I dunno what your definition of AAA is but Cities: Skyline, Hearthstone, Genshin Impact?
Everything Everywhere All At Once had a budget in the $14M to $25M range, for a $141M box office. The Batman made $771M from a $185M-$200M budget, and Multiverse of Madness made $959M off a $294M budget.
EEAAO is a AA, maybe an A film where Batman and MoM are AAA, you couldn’t even produce The Batman or MoM with all the revenue from EEAAO. Nonetheless, EEAAO was by far the most successful of the three, both in terms of critical acclaim and in terms of return on investment.
Likewise, Hearthstone is definitely not a AAA game. It’s deliberately a much smaller product than Blizzard’s other games. Cities Skyline is the product of a tiny 30ish person company, published by a publisher famous for lower profile, lower production value games.
Paradox as a publisher is about the same tier as A24: Very successful in their respective niches, but not their industries’ 800-pound gorillas.
Genshin impact though is definitely in the AAA category, it pulls in billions and had an initial budget (they put out constant updates) of $100M
Mihoyo's titles all use Unity AFAIK and have massive AAA-level budgets along with massive AAA-level revenues. Most of the big publishers have teams using Unity, you can kind of pick and choose whether those individual titles are "AAA" or not but like, Blizzard ships Unity games, etc. It's become a go-to choice for stuff that you want to cheaply ship across many platforms and have run on low spec devices.

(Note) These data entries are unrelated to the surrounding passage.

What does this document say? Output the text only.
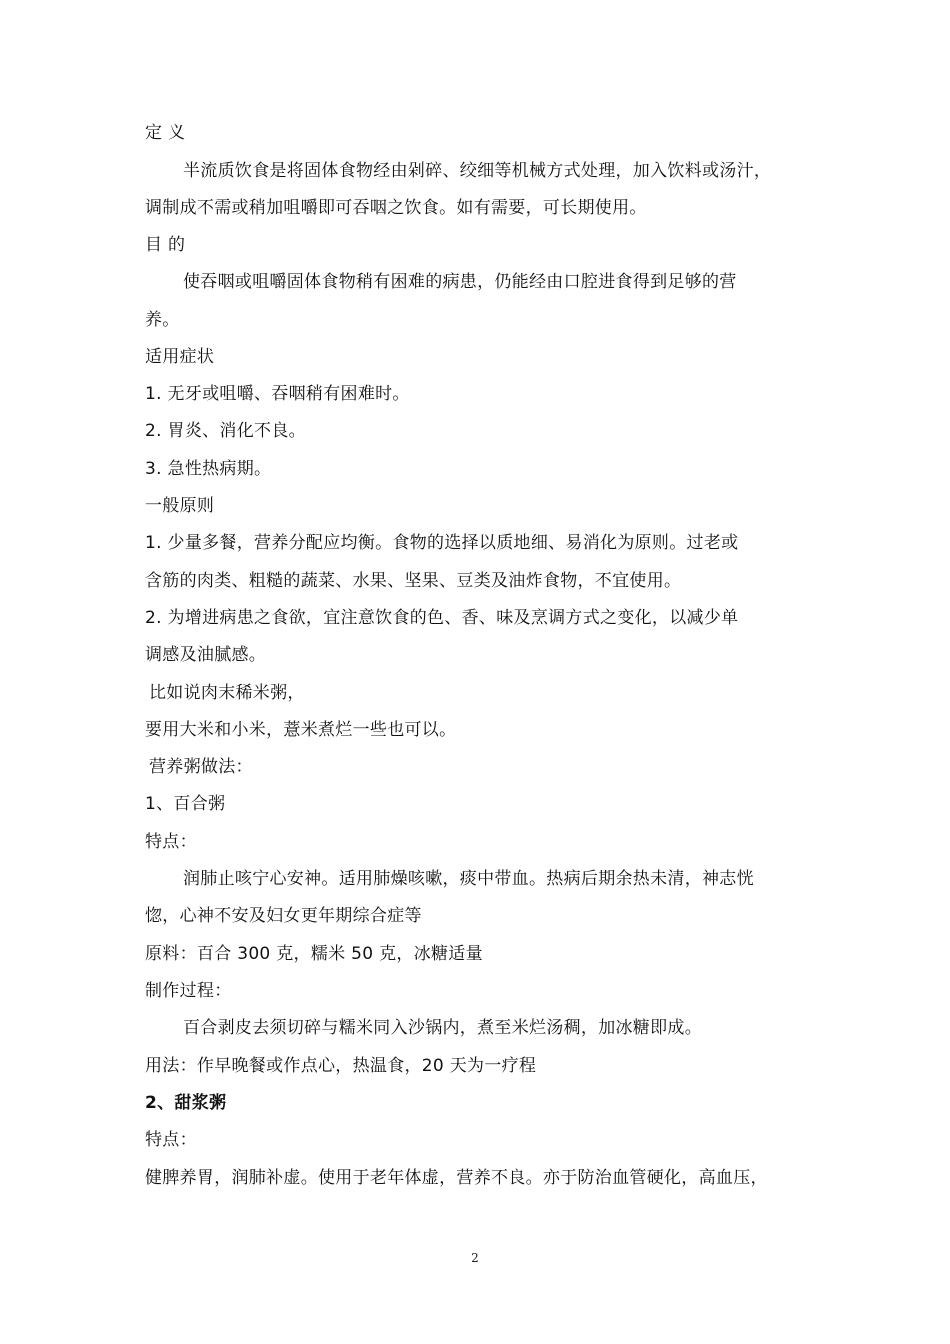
定 义
半流质饮食是将固体食物经由剁碎、绞细等机械方式处理，加入饮料或汤汁，
调制成不需或稍加咀嚼即可吞咽之饮食。如有需要，可长期使用。
目 的
使吞咽或咀嚼固体食物稍有困难的病患，仍能经由口腔进食得到足够的营
养。
适用症状
1. 无牙或咀嚼、吞咽稍有困难时。
2. 胃炎、消化不良。
3. 急性热病期。
一般原则
1. 少量多餐，营养分配应均衡。食物的选择以质地细、易消化为原则。过老或
含筋的肉类、粗糙的蔬菜、水果、坚果、豆类及油炸食物，不宜使用。
2. 为增进病患之食欲，宜注意饮食的色、香、味及烹调方式之变化，以减少单
调感及油腻感。
比如说肉末稀米粥，
要用大米和小米，薏米煮烂一些也可以。
营养粥做法：
1、百合粥
特点：
润肺止咳宁心安神。适用肺燥咳嗽，痰中带血。热病后期余热未清，神志恍
惚，心神不安及妇女更年期综合症等
原料：百合 300 克，糯米 50 克，冰糖适量
制作过程：
百合剥皮去须切碎与糯米同入沙锅内，煮至米烂汤稠，加冰糖即成。
用法：作早晚餐或作点心，热温食，20 天为一疗程
2、甜浆粥
特点：
健脾养胃，润肺补虚。使用于老年体虚，营养不良。亦于防治血管硬化，高血压，
2
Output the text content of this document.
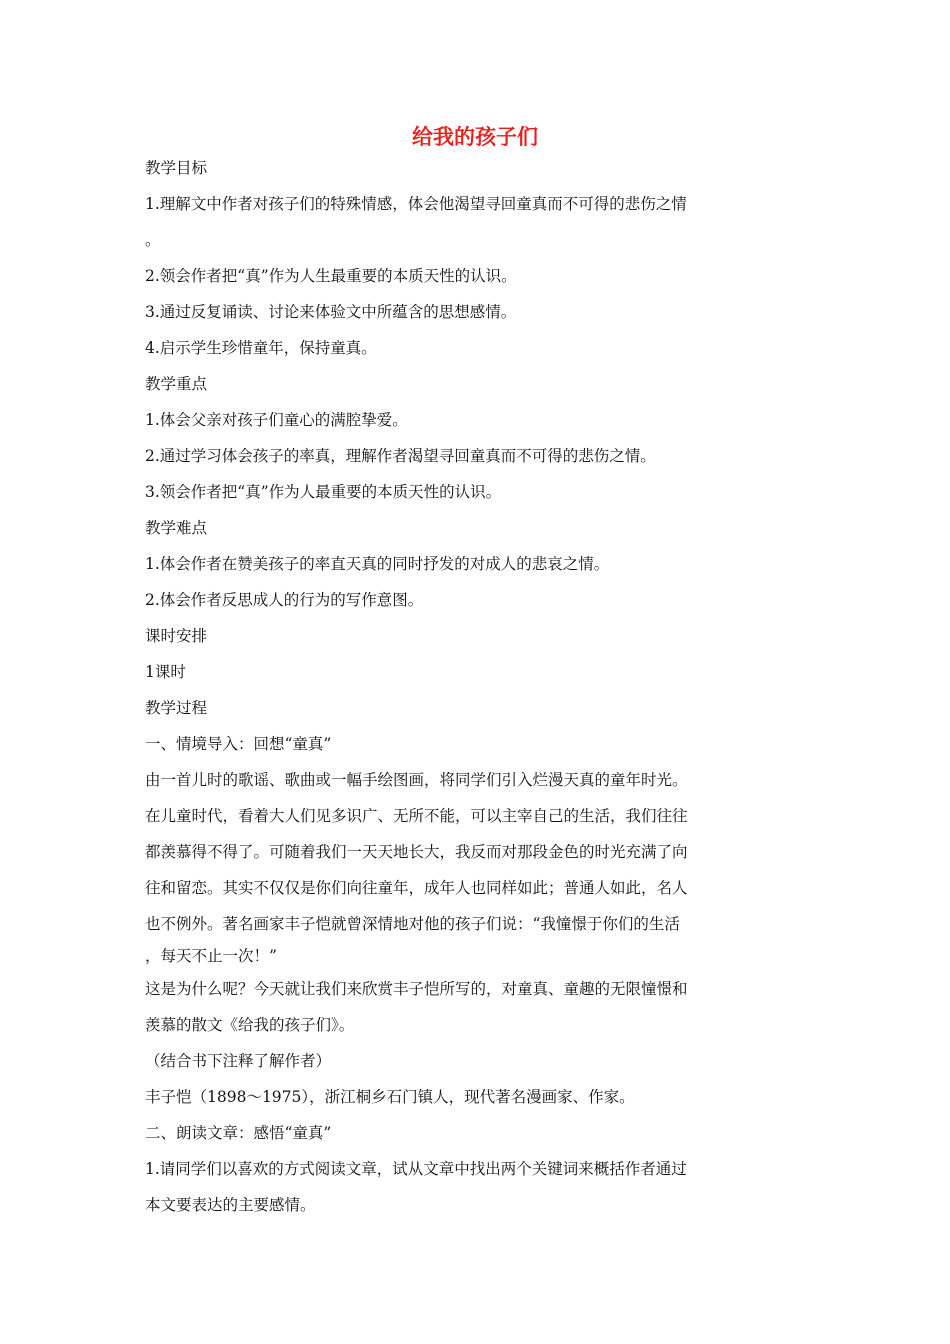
给我的孩子们
教学目标
1.理解文中作者对孩子们的特殊情感，体会他渴望寻回童真而不可得的悲伤之情
。
2.领会作者把“真”作为人生最重要的本质天性的认识。
3.通过反复诵读、讨论来体验文中所蕴含的思想感情。
4.启示学生珍惜童年，保持童真。
教学重点
1.体会父亲对孩子们童心的满腔挚爱。
2.通过学习体会孩子的率真，理解作者渴望寻回童真而不可得的悲伤之情。
3.领会作者把“真”作为人最重要的本质天性的认识。
教学难点
1.体会作者在赞美孩子的率直天真的同时抒发的对成人的悲哀之情。
2.体会作者反思成人的行为的写作意图。
课时安排
1课时
教学过程
一、情境导入：回想“童真”
由一首儿时的歌谣、歌曲或一幅手绘图画，将同学们引入烂漫天真的童年时光。
在儿童时代，看着大人们见多识广、无所不能，可以主宰自己的生活，我们往往
都羡慕得不得了。可随着我们一天天地长大，我反而对那段金色的时光充满了向
往和留恋。其实不仅仅是你们向往童年，成年人也同样如此；普通人如此，名人
也不例外。著名画家丰子恺就曾深情地对他的孩子们说：“我憧憬于你们的生活
，每天不止一次！”
这是为什么呢？今天就让我们来欣赏丰子恺所写的，对童真、童趣的无限憧憬和
羡慕的散文《给我的孩子们》。
（结合书下注释了解作者）
丰子恺（1898～1975），浙江桐乡石门镇人，现代著名漫画家、作家。
二、朗读文章：感悟“童真”
1.请同学们以喜欢的方式阅读文章，试从文章中找出两个关键词来概括作者通过
本文要表达的主要感情。
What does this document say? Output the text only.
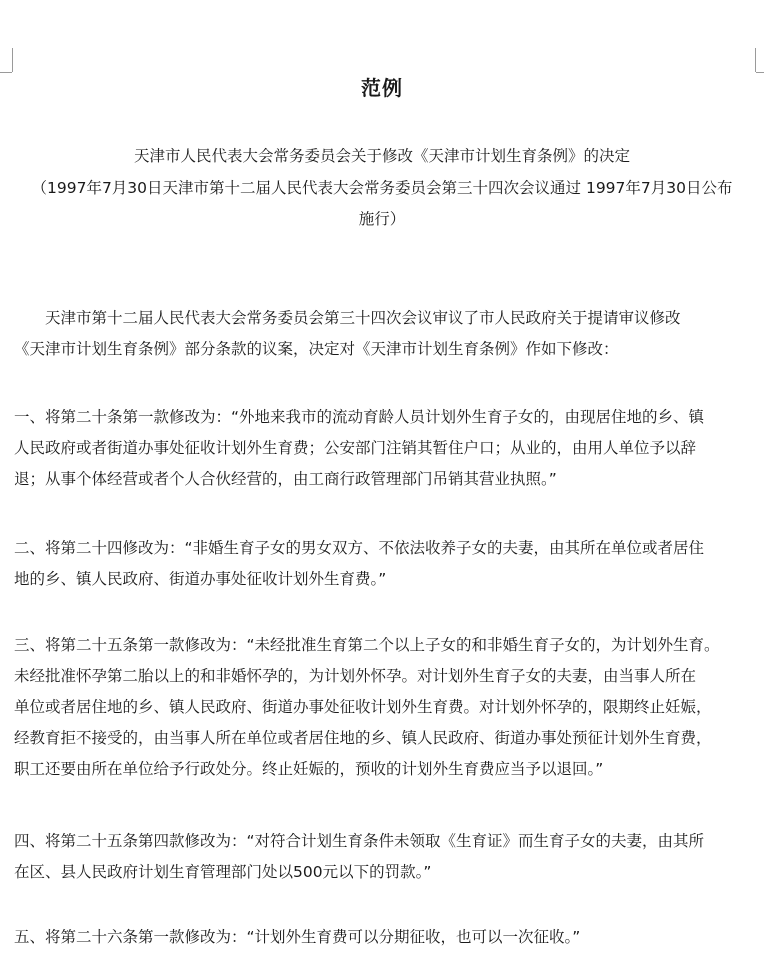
范例
天津市人民代表大会常务委员会关于修改《天津市计划生育条例》的决定
（1997年7月30日天津市第十二届人民代表大会常务委员会第三十四次会议通过 1997年7月30日公布
施行）
　　天津市第十二届人民代表大会常务委员会第三十四次会议审议了市人民政府关于提请审议修改
《天津市计划生育条例》部分条款的议案，决定对《天津市计划生育条例》作如下修改：
一、将第二十条第一款修改为：“外地来我市的流动育龄人员计划外生育子女的，由现居住地的乡、镇
人民政府或者街道办事处征收计划外生育费；公安部门注销其暂住户口；从业的，由用人单位予以辞
退；从事个体经营或者个人合伙经营的，由工商行政管理部门吊销其营业执照。”
二、将第二十四修改为：“非婚生育子女的男女双方、不依法收养子女的夫妻，由其所在单位或者居住
地的乡、镇人民政府、街道办事处征收计划外生育费。”
三、将第二十五条第一款修改为：“未经批准生育第二个以上子女的和非婚生育子女的，为计划外生育。
未经批准怀孕第二胎以上的和非婚怀孕的，为计划外怀孕。对计划外生育子女的夫妻，由当事人所在
单位或者居住地的乡、镇人民政府、街道办事处征收计划外生育费。对计划外怀孕的，限期终止妊娠，
经教育拒不接受的，由当事人所在单位或者居住地的乡、镇人民政府、街道办事处预征计划外生育费，
职工还要由所在单位给予行政处分。终止妊娠的，预收的计划外生育费应当予以退回。”
四、将第二十五条第四款修改为：“对符合计划生育条件未领取《生育证》而生育子女的夫妻，由其所
在区、县人民政府计划生育管理部门处以500元以下的罚款。”
五、将第二十六条第一款修改为：“计划外生育费可以分期征收，也可以一次征收。”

League of Legends is a massive success but AAA? Not really. It's basically a Warcraft 3 mod.
And Pubg actually was a mod wasn't it?
I'm not questioning the success.
AAA implies a certain type of quality to me, and being a freemium content mill online service game is absolutely not it.
So for example, I would say that Fortnite and Genshin were AAA games from the start, and that LOL and Pubg became and have been AAA titles for years now.
I find this an odd statement because from my perspective there aren't any AAA titles written in Unity either. They are all proprietary engines or Unreal nowadays.
So the question isn't if Godot can take over the AA, AAA games, it's can it take over the market currently served by Unity.
It probably can't right now, but probably not as far off as it seems either
> There are a lot of forces working agains Godot: inertia, economics, instability, lack of talent, lack of appeal to talent.
Other than "instability" none of this is a criticism of the engine itself... so why is it a meme?
Edit: I'm actually really struggling to think of a game I would consider AAA that I know of made in Unity. Please help me out if you know of some I'm not aware of.